With military pressure from China growing, 22 legislators from the Chinese Nationalist Party (KMT), led by retired admiral Richard Chen (陳永康), recently submitted a National Security Strategy bill to the legislature.
President William Lai’s (賴清德) Democratic Progressive Party (DPP) administration has taken few initiatives in this regard and is compelled to be reactive, especially because the DPP only has a minority in the legislature.
Amid intensified bipartisan political strife, the KMT seems to be effectively waging a veiled offensive against the DPP’s Achilles heel in military-strategic issues.
This is because the DPP has a dearth of talent and experience due to the legacy of its political struggle against the postwar authoritarian KMT party-state regime in which the party controlled the military. The legacy remains conspicuous in light of personal ties, mindset and world outlook at the military leadership level.
Nonetheless, the bill follows an orthodox approach that emulates the US’ standards.
This approach first formulates a National Security Strategy (NSS) that defines vital national interests and develops a grand design that combines overall national power, both military and non-military.
Second, a National Defense Strategy (NDS) that identifies military strategic objectives and means, particularly weapons acquisition, is created.
Third is a National Military Strategy (NMS) that sets operational guidelines.
The US, as a global military power, has continually tried to meet new major security challenges, while its allies have adjusted accordingly, with a focus on coordination of their external and internal policies.
As referred to in the bill’s text, the bill pays particular attention to Japan as a model. Yet, during the Cold War, Japan had little need to formulate an NSS as it had a crystal-clear basic grand strategy of putting the Japan-US alliance into the military-strategic axis.
The country had been alright with formulating its versions of just the NDS and NMS.
However, with the Cold War over, the country is increasingly facing a growing need for operational coordination with the US, requiring a shared strategy language and intellectual framework. In fact, Japan’s first NSS in 2013 included no grand-strategic shift, only bureaucratic policy documentation comparable to its US counterpart.
Japan’s second NSS of 2022 focuses more on the nexus of an NSS with an NDS, rather than on independent grand strategic thinking.
In this light, Taiwan’s need for an NSS is questioned. First, Taiwan’s grand strategy is already evident in that it would continue relying on the US as its sole security guarantor. Taiwan alone would never be able to counter China militarily and cannot but prevent Chinese invasion forces from establishing a “fait accompli,” at least for a month, until US forces come to the rescue by overcoming the tyranny of distance.
Given the significantly heightened risks and uncertainty of Beijing’s aggression, Taiwan has to concentrate on defense buildups and enhance military preparedness, in accordance with the already agreed line of asymmetric warfare.

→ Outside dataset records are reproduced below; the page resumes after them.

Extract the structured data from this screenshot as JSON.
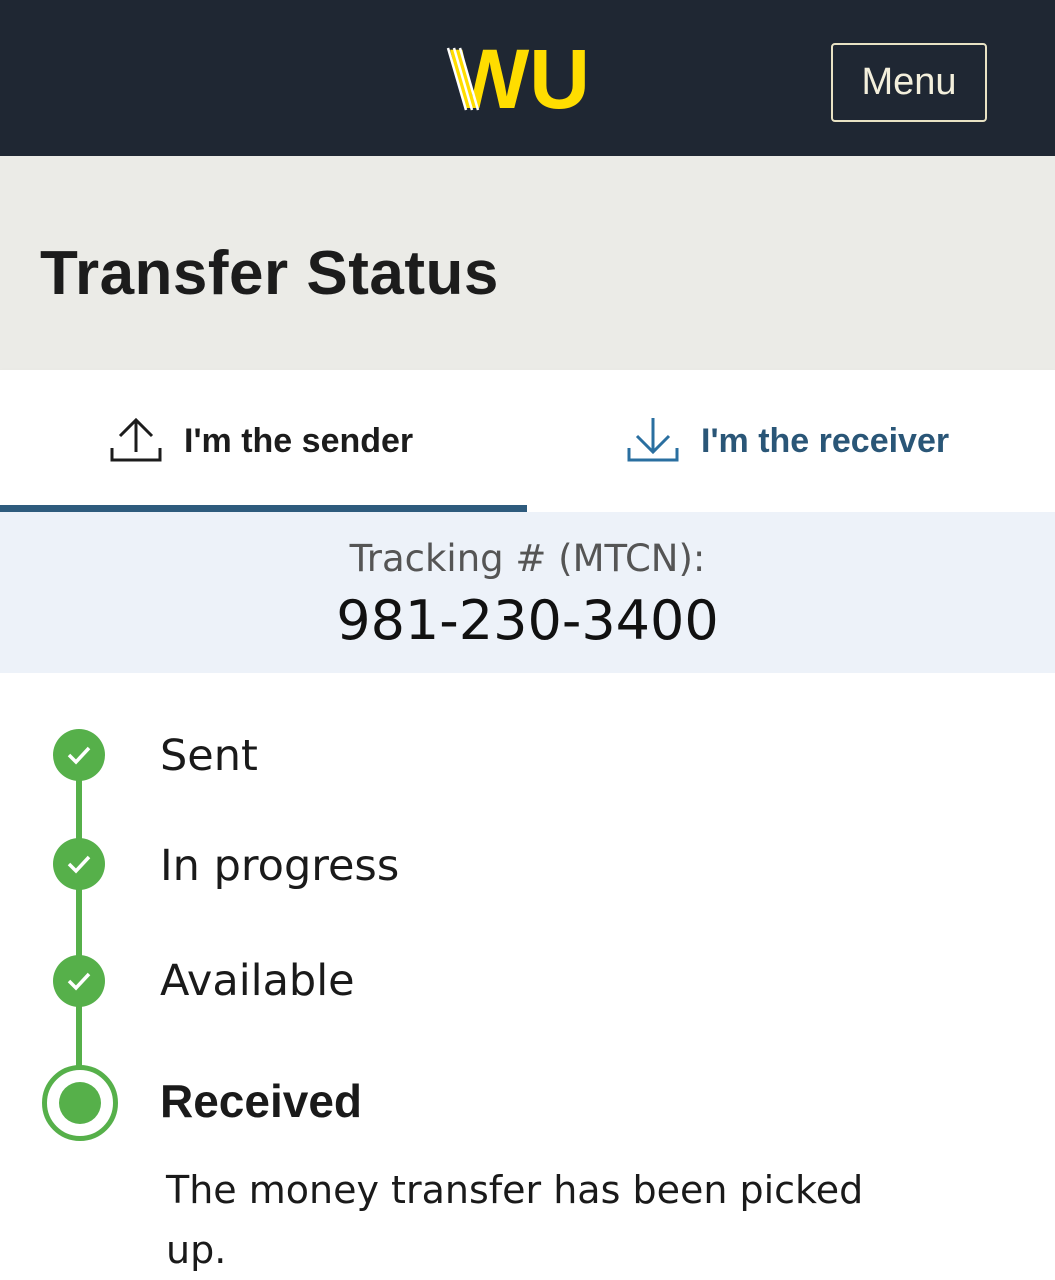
{
  "header": {
    "logo_text": "WU",
    "menu_label": "Menu"
  },
  "page": {
    "title": "Transfer Status"
  },
  "tabs": [
    {
      "label": "I'm the sender",
      "icon": "upload-icon",
      "active": true
    },
    {
      "label": "I'm the receiver",
      "icon": "download-icon",
      "active": false
    }
  ],
  "tracking": {
    "label": "Tracking # (MTCN):",
    "number": "981-230-3400"
  },
  "steps": [
    {
      "label": "Sent",
      "state": "complete",
      "icon": "check-icon"
    },
    {
      "label": "In progress",
      "state": "complete",
      "icon": "check-icon"
    },
    {
      "label": "Available",
      "state": "complete",
      "icon": "check-icon"
    },
    {
      "label": "Received",
      "state": "current",
      "description": "The money transfer has been picked up."
    }
  ],
  "colors": {
    "header_bg": "#1f2733",
    "brand_yellow": "#ffdd00",
    "title_band": "#ebebe7",
    "tab_active": "#2e5b7d",
    "tracking_bg": "#edf2f9",
    "success_green": "#56b04a"
  }
}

Notably, prioritizing the formulation of an NSS is tenable as a solid systematic approach, but only in peacetime. In semi-wartime, it is imperative to act while thinking, not to first think and then act.
A whole-of-government approach for policy coordination is a prerequisite for Taiwan’s survival since the country has comparatively limited strength and resources to deploy against a more powerful China.
In this light, those who drafted the bill are in thrall to the preconception that a good NSS per se enables full policy coordination, as shown by the stipulation that an NSS document shall be completed, at worst, within four months.
It is one thing to complete an NSS as a document, but quite another to make it an effective tool.
More important is the process in which an overwhelming majority of various stakeholders understand, accept and cooperate to implement the proposed policy line, including those who would be most negatively affected in terms of budget allocation and career-building. In fact, Japan’s NSS of 2013 and 2022 required one-and-a-half to two years to formulate, including preliminary preparations at the prelude stage.
Practically, effective policy coordination is hardly achievable from scratch. In fact, Japan has accumulated, for about fifty years, the practice of conducting energy, food and other non-military security policy coordination under “comprehensive security,” originally in response to economic disturbances during the oil crises in 1973 and 1979.
In addition, Japan has a track record in not only whole-of-government mobilization of resources and human power, but also crisis management for natural disasters such as major earthquakes and typhoons and capability-building of civil defense. Taipei lacks these critical building blocks on which to construct a resilient civil-defense system. Taipei needs them first, not an NSS.
Last, but not least, Taiwan can formulate an NSS through reinterpretation of the current legal system and should not spend too much effort studying the irrelevant US example.
It is based on the complete separation of power in which statutory requirement for an NSS is indispensable for legislative oversight. Given that Taiwan’s premier is answerable to the Legislative Yuan, an NSS would be subjected to its oversight as long as it is an official document of the Executive Yuan.
This is quite possible with strong political will and without partisan strife. Yet, these two conditions are not simply present at present. It is clear that the bill puts the cart before the horse.
Given the above military-strategic circumstances, time constraints and political conditions, Taiwan had better muddle through toward asymmetric warfare without an NSS.
Masahiro Matsumura is a professor of international politics and national security in the faculty of law at St Andrew’s University in Osaka and is a Taiwan fellow at the Taiwan Center for Security Studies in Taipei.